Now's your chance to work on you. I do think he wants to see you change. It's time for you to change. That behavior is not what you wanted to be, is it? So here's what I think you may want to do.

Stop trying to control him. Start working on you and changes you want to see in yourself. I can understand that you wanted him to want to be with you and your son. I get that. It seems natural to me. But the way it came across wasn't very constructive. So go back to that behavior and figure out what needs to change. I suggest you write it down in your journal (you are keeping one right?) Pick one of those things each week and work on changing that behavior. Analyze it. Own it. Know it. Change it. You won't be able to demonstrate some of it, but it will bleed through in your interactions. I suggest you start by giving him the freedom to be with your son. Alone.
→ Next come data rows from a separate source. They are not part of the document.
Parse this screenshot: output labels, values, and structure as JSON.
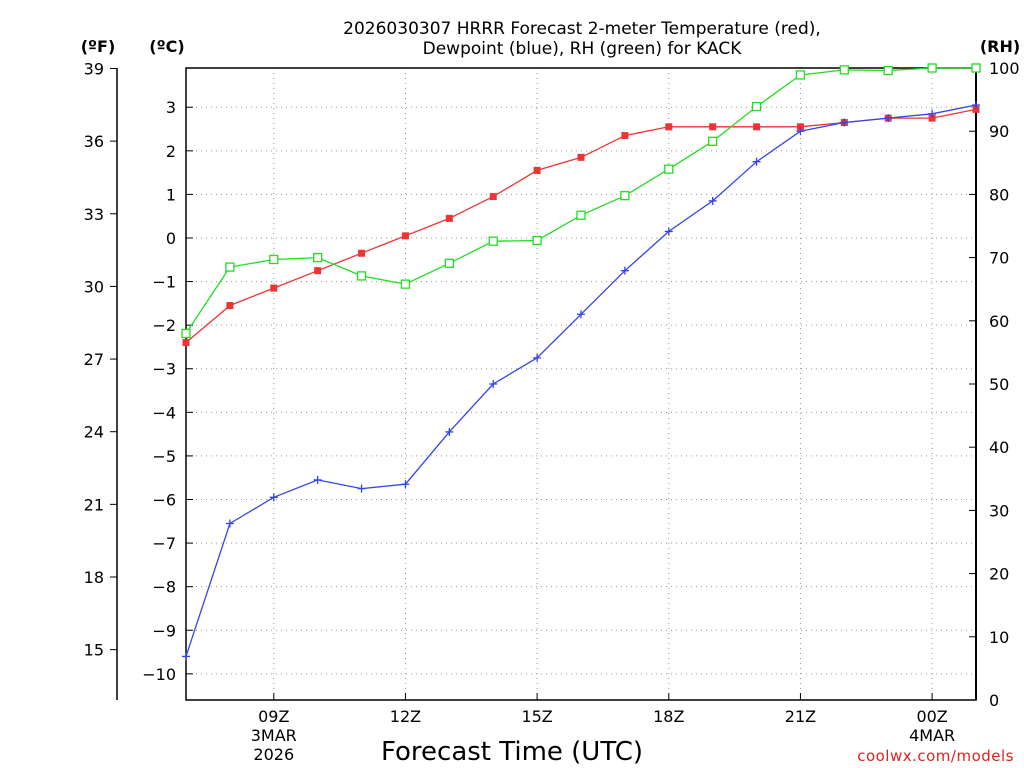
{
  "chart_data": {
    "type": "line",
    "title_line1": "2026030307 HRRR Forecast 2-meter Temperature (red),",
    "title_line2": "Dewpoint (blue), RH (green) for KACK",
    "unit_f": "(ºF)",
    "unit_c": "(ºC)",
    "unit_rh": "(RH)",
    "xlabel": "Forecast Time (UTC)",
    "credit": "coolwx.com/models",
    "x_hours": [
      7,
      8,
      9,
      10,
      11,
      12,
      13,
      14,
      15,
      16,
      17,
      18,
      19,
      20,
      21,
      22,
      23,
      24,
      25
    ],
    "xlim": [
      7,
      25
    ],
    "x_ticks": [
      {
        "hour": 9,
        "lines": [
          "09Z",
          "3MAR",
          "2026"
        ]
      },
      {
        "hour": 12,
        "lines": [
          "12Z"
        ]
      },
      {
        "hour": 15,
        "lines": [
          "15Z"
        ]
      },
      {
        "hour": 18,
        "lines": [
          "18Z"
        ]
      },
      {
        "hour": 21,
        "lines": [
          "21Z"
        ]
      },
      {
        "hour": 24,
        "lines": [
          "00Z",
          "4MAR"
        ]
      }
    ],
    "c_axis": {
      "ylim": [
        -10.6,
        3.9
      ],
      "ticks": [
        3,
        2,
        1,
        0,
        -1,
        -2,
        -3,
        -4,
        -5,
        -6,
        -7,
        -8,
        -9,
        -10
      ],
      "labels": [
        "3",
        "2",
        "1",
        "0",
        "−1",
        "−2",
        "−3",
        "−4",
        "−5",
        "−6",
        "−7",
        "−8",
        "−9",
        "−10"
      ]
    },
    "f_axis": {
      "ticks": [
        39,
        36,
        33,
        30,
        27,
        24,
        21,
        18,
        15
      ],
      "labels": [
        "39",
        "36",
        "33",
        "30",
        "27",
        "24",
        "21",
        "18",
        "15"
      ]
    },
    "rh_axis": {
      "ylim": [
        0,
        100
      ],
      "ticks": [
        100,
        90,
        80,
        70,
        60,
        50,
        40,
        30,
        20,
        10,
        0
      ],
      "labels": [
        "100",
        "90",
        "80",
        "70",
        "60",
        "50",
        "40",
        "30",
        "20",
        "10",
        "0"
      ]
    },
    "series": [
      {
        "name": "Temperature",
        "axis": "c",
        "color": "#ee3333",
        "marker": "filled-square",
        "values": [
          -2.4,
          -1.55,
          -1.15,
          -0.75,
          -0.35,
          0.05,
          0.45,
          0.95,
          1.55,
          1.85,
          2.35,
          2.55,
          2.55,
          2.55,
          2.55,
          2.65,
          2.75,
          2.75,
          2.95
        ]
      },
      {
        "name": "Dewpoint",
        "axis": "c",
        "color": "#3344ee",
        "marker": "plus",
        "values": [
          -9.6,
          -6.55,
          -5.95,
          -5.55,
          -5.75,
          -5.65,
          -4.45,
          -3.35,
          -2.75,
          -1.75,
          -0.75,
          0.15,
          0.85,
          1.75,
          2.45,
          2.65,
          2.75,
          2.85,
          3.05
        ]
      },
      {
        "name": "RH",
        "axis": "rh",
        "color": "#22dd22",
        "marker": "open-square",
        "values": [
          58,
          68.5,
          69.7,
          70,
          67.1,
          65.8,
          69.1,
          72.6,
          72.7,
          76.7,
          79.8,
          84,
          88.4,
          93.9,
          98.9,
          99.7,
          99.6,
          100,
          100
        ]
      }
    ]
  }
}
Without your interaction even if he invites you. Find a reason to not go over there immediately or at all if possible. For a few times, and then mix it up and go when/if he invites. Let him have the alone time with your son. He deserves it. He's a good dad right?

When he wants to go to parties. Let him. Encourage him (that's a 180 as well). You won't stop him anyway. You may as well encourage him to go and have fun. You'll at least get an interesting look out of it. Be unavailable to discuss that further.

Your actions also speak louder than words. Stop using the words as much as you have. Do NOT ask about the relationship. Set a goal of at least three weeks that you will not bring it up at all. Nothing to do with the relationship. He's told you that he wants you to leave it alone. So leave it alone.

The EA. You don't know where his heart was. That's a tough thing to say for me. It really is. But it's true. As a suggestion, write him a letter where you vent all of those feelings. Do NOT let him see that letter. Ever. It's for you and you alone. Once you've written that letter, put it away somewhere he'll never ever find it. Leave your feelings with that letter. Sealed with the letter. Look at it later if you need to remember the feelings. When you're done with it, you can burn it and be done with that burden that you've put on yourself. We'll talk about this again later but for now, know that you can't carry that burden. It's not yours. You don't deserve to carry it.

Is he waiting to see what happens? What changes? Or if he can live with the changes? You bet. Is he confused? Yes. Can you change that? Not really, but you can change you. That has the added effect of forcing him to change as well. He wants to be married to you. But he doesn't want to feel so restricted or not appreciated. I suspect he doesn't feel like he's part of the marriage.

Stop worrying about him (hard to do I know) and start working on you. You deserve the overhaul if for no other reason than you don't need the guilt and the burden of thinking you didn't do something for yourself you should have. You are worth it. Be the person you wanted to be all along. He may come back when those changes are real and have been in place for a while (i.e. he can trust them) but he certainly won't if you stay unchanged.

Now's the time to be the change you want to see in your relationship.

AJ


"Our lives begin to end the day we become silent about things that matter" MLK
Put the glass down...
"Yesterday I was clever so I wanted to change the world
Today I am wise, so I am changing myself."